La crisis venezolana plantea un debate fundamental en teoría política: la distinción entre transición democrática y cambio de régimen. Mientras el primer concepto implica un proceso endógeno de transformación institucional, el segundo suele asociarse a intervenciones externas que reconfiguran el poder.
América Latina tiene amplia experiencia en transiciones democráticas, particularmente durante los años 80 y 90, cuando la región superó dictaduras mediante procesos internos con apoyo internacional. Venezuela, sin embargo, presenta un escenario distinto. Dos décadas de chavismo-madurismo han demostrado la resiliencia del actual sistema, pese a múltiples intentos de negociación y presión opositora.

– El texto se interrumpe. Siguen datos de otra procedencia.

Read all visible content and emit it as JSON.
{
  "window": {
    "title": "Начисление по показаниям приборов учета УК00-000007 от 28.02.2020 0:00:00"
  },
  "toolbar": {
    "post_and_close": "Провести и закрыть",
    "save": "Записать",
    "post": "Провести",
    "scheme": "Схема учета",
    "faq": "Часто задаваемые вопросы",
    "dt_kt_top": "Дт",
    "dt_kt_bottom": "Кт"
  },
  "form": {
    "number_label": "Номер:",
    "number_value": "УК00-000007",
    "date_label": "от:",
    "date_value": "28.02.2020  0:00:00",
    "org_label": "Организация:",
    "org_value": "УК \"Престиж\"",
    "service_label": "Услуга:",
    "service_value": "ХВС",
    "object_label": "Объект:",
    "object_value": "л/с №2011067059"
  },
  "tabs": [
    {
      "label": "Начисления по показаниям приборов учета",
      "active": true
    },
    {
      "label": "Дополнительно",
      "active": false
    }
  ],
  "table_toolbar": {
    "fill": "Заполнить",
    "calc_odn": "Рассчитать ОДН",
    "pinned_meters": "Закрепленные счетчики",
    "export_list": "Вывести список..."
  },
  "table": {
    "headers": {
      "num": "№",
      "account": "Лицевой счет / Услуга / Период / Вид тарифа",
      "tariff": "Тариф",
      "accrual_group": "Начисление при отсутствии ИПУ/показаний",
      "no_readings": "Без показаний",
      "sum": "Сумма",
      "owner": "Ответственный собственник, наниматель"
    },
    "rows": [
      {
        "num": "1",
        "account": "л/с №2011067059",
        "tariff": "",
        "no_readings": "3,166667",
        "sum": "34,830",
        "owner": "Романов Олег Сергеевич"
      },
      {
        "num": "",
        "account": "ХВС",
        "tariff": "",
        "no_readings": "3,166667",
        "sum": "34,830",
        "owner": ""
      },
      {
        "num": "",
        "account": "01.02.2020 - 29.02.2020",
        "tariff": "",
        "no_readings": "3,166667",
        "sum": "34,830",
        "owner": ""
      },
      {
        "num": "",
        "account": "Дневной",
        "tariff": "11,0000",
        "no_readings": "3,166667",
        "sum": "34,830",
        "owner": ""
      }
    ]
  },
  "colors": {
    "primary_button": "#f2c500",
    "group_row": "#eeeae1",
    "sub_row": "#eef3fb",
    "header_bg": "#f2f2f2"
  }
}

Las elecciones recientes, marcadas por denuncias de irregularidades, evidencian la fortaleza institucional del régimen. La administración Trump ha radicalizado el enfoque estadounidense, aplicando sanciones sin precedentes y abogando abiertamente por un cambio de gobierno.
Este enfoque contrasta con la tradicional política exterior latinoamericana, que históricamente ha privilegiado la no intervención. Expertos consultados señalan que la efectividad de esta estrategia depende de factores internos: la capacidad de movilización opositora, las fisuras en el oficialismo y la situación económica.
Mientras el gobierno mantiene control sobre las fuerzas armadas y los mecanismos institucionales, la posibilidad de una transición negociada parece remota. El análisis sugiere que Venezuela se encuentra en un punto crítico donde confluyen presiones geopolíticas y dinámicas locales, configurando uno de los desafíos políticos más complejos de la región.